Other loan alternatives are to get micro-lending, where you get small loans that can be paid back over time.  The Association for Enterprise Opportunity’s database provide more details on getting these loans (as little as $100 to as high as $35,000) for start ups.  Credit Unions and banks offer term loans, which have the advantage of a designated limit and require the business to stay on a budget.  The disadvantage is that this mode of borrowing can be rather costly because of higher interest rates. And one point to remember is that the interest paid on loans is subject to taxes.
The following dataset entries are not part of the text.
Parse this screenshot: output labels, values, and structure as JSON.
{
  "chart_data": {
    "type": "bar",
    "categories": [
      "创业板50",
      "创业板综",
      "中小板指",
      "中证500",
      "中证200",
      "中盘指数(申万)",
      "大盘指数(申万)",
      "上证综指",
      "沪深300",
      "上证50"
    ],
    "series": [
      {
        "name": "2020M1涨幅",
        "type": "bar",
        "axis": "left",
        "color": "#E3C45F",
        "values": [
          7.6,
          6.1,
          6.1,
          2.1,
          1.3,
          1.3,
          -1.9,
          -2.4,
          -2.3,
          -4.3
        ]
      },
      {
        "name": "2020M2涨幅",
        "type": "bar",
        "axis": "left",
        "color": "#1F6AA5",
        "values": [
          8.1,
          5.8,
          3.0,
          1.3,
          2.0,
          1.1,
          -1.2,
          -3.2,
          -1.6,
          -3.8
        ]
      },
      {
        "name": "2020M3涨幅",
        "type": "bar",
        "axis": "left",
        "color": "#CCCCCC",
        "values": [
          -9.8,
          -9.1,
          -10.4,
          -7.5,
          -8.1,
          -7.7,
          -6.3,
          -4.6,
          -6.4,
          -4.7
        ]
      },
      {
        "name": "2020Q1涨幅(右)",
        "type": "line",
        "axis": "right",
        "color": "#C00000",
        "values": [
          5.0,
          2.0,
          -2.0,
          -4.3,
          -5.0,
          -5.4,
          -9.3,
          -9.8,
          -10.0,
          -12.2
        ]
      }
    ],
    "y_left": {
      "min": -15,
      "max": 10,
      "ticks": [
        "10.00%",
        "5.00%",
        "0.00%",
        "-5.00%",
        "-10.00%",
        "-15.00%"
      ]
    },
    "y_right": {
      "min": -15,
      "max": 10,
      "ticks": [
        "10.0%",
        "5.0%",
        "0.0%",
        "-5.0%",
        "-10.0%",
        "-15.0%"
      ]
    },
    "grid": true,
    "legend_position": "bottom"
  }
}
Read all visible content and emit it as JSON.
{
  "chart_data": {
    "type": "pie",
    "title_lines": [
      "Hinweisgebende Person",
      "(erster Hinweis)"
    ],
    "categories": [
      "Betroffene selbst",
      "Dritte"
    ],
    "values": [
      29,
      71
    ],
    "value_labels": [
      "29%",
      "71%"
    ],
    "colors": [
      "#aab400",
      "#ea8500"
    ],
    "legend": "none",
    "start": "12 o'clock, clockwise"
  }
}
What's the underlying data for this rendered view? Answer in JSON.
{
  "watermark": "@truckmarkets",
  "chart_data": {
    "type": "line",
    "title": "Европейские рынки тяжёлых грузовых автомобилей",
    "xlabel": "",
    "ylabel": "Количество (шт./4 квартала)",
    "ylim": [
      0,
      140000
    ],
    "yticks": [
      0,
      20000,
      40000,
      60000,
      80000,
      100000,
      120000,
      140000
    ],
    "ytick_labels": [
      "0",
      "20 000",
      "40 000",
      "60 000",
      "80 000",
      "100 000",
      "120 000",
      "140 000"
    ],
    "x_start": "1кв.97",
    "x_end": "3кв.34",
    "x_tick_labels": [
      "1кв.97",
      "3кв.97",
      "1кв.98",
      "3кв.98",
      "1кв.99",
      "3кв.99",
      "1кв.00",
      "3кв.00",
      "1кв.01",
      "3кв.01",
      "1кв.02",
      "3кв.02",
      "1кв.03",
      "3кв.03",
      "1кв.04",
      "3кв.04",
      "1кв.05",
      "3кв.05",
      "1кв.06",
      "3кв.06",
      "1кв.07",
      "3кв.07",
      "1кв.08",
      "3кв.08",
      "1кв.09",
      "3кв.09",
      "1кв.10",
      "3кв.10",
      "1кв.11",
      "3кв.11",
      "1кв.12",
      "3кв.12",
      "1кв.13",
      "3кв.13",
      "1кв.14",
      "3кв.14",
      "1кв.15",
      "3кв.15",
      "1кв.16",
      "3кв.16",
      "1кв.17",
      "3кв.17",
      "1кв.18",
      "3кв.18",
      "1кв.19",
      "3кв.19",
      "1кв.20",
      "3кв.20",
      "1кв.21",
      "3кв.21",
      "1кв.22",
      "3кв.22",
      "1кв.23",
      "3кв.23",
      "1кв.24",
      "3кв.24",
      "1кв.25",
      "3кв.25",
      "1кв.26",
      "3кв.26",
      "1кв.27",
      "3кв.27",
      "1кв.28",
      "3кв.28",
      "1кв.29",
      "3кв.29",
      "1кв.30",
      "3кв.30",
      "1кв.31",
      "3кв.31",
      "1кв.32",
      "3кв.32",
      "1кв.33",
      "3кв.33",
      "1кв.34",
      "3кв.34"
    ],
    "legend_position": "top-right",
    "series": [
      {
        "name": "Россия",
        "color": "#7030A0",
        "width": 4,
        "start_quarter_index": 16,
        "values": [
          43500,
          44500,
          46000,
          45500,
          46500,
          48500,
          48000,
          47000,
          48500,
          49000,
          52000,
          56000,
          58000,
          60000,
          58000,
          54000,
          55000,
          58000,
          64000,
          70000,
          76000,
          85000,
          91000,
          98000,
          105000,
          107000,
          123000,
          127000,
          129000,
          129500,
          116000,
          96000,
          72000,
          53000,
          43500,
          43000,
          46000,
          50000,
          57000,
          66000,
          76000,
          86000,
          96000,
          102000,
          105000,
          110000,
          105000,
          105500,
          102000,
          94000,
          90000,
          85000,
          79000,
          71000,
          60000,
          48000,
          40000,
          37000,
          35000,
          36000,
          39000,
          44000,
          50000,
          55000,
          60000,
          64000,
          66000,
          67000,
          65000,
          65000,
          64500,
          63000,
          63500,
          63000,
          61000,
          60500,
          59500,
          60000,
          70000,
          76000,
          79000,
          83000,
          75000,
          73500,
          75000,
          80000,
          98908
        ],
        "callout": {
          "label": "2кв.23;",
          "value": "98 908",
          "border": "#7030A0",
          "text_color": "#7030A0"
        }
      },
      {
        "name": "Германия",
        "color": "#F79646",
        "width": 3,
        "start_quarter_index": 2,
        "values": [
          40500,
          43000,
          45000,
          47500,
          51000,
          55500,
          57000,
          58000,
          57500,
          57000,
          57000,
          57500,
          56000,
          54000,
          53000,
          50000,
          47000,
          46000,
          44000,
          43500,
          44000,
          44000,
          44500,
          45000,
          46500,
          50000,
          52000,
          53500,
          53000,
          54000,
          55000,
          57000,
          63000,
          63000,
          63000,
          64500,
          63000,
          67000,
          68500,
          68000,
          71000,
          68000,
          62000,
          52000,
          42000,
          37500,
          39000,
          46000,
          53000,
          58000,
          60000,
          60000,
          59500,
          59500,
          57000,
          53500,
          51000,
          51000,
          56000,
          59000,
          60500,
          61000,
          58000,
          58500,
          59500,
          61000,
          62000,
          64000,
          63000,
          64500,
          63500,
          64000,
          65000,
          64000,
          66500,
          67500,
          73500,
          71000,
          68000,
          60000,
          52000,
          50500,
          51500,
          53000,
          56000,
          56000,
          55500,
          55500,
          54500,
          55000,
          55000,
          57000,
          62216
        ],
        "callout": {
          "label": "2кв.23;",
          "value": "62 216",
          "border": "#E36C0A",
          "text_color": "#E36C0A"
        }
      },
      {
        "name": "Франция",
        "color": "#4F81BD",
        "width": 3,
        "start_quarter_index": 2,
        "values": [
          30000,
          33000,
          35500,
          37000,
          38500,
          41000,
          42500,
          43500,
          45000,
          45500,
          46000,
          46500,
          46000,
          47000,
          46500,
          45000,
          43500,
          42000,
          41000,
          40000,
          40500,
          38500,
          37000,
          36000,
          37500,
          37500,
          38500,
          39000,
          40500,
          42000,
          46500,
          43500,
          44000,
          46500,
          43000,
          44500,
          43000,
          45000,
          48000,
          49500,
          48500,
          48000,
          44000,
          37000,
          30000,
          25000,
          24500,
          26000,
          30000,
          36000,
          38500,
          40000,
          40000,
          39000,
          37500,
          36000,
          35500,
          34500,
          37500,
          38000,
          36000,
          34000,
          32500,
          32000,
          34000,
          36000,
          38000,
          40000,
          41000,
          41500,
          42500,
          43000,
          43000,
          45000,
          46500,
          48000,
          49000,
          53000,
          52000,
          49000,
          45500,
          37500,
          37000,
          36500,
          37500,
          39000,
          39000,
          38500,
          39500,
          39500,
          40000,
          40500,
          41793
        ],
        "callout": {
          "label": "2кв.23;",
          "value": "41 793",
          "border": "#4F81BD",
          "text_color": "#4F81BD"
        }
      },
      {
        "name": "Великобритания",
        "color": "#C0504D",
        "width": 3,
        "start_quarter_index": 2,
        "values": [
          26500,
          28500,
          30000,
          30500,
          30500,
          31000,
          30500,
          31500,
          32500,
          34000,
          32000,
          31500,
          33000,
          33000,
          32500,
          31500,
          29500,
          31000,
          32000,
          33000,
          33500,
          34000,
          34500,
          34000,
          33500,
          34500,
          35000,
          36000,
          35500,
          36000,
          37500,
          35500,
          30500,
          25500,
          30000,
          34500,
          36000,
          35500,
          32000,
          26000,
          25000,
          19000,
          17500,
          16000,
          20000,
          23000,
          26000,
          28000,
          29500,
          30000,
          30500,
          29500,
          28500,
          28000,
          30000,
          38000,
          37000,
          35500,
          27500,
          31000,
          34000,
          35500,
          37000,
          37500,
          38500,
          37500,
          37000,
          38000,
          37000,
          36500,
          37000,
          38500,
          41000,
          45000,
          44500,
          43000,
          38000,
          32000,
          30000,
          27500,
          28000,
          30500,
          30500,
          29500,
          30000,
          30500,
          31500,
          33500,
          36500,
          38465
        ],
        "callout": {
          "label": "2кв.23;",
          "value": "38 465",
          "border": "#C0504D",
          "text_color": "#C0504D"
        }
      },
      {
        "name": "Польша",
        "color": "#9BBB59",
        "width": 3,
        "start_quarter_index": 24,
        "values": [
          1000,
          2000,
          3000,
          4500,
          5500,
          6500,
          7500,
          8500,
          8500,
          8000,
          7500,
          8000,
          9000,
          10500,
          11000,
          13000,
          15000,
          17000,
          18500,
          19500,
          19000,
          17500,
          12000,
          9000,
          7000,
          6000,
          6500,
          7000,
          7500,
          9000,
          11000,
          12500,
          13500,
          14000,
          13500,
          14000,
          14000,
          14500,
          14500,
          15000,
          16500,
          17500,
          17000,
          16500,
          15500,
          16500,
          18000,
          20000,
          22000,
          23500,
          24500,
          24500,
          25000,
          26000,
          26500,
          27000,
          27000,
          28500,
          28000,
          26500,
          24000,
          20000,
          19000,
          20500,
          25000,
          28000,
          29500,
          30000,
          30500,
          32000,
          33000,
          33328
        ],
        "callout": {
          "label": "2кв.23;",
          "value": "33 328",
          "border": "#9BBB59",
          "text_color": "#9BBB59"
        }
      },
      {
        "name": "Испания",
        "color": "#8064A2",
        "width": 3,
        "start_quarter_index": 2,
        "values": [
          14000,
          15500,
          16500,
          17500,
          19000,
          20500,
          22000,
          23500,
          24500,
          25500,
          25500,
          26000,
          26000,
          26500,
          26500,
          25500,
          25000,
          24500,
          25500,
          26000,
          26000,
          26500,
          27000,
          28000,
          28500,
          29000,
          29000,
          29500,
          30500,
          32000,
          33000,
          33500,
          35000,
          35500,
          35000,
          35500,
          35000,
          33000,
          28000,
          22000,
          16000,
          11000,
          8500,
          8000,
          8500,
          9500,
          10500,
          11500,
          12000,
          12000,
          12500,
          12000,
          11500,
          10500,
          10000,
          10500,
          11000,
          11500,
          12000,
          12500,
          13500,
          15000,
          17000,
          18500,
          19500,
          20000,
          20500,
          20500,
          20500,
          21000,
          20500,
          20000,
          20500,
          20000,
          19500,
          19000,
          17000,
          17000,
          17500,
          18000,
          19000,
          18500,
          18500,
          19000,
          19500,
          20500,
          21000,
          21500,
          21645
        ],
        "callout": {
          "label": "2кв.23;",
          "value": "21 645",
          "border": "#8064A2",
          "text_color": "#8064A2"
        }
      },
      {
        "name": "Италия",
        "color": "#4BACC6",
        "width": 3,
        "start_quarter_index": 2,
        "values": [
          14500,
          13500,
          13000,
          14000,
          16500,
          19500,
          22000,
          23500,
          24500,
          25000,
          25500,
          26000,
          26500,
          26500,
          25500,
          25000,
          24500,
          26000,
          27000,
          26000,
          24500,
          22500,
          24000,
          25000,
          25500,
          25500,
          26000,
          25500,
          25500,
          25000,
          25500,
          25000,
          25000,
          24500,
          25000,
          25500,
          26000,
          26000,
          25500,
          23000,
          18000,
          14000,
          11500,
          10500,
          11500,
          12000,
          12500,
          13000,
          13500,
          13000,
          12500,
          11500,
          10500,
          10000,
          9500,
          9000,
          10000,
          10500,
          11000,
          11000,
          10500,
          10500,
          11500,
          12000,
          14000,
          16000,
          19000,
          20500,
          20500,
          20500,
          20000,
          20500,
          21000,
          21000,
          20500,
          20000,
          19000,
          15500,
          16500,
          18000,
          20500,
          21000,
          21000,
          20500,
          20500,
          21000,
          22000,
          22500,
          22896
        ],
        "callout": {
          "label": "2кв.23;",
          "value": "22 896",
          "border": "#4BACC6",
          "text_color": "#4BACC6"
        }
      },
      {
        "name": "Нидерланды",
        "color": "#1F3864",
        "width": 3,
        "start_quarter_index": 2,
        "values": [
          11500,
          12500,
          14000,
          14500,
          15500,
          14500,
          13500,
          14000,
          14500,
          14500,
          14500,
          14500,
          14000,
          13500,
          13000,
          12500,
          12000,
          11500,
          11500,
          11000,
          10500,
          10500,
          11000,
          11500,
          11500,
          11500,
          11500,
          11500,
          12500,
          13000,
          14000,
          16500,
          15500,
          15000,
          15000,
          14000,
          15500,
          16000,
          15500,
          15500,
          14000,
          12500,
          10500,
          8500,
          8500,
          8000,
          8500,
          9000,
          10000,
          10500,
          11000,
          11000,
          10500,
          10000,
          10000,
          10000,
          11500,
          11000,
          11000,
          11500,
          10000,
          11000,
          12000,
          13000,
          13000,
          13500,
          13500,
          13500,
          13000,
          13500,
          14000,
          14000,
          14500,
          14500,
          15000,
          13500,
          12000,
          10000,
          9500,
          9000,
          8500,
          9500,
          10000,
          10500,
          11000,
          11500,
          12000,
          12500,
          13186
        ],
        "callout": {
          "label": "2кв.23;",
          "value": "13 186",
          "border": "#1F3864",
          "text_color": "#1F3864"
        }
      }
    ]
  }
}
Despite the economic recession, obtaining a credit card is yet another method to consolidate expense and build a credit rating.  By securing a business credit card. you could end up saving based on the credit card rate compared to the rate on a loan.  Moreover, with the hundreds of credit card rewards that are available today, you could actually save on your business expenses in the long term.  With some research efforts, your nascent business cash needs could be resolved by finding a 0% credit card; and paying on it regularly helps build a good credit rating for both you and your business.

When starting a new business, look at prospective business costs, future revenue streams and timelines for reaching business goals.  Determine which method of start up financing is best and go for it.  With so many options, you can realize your entrepreneurial dreams.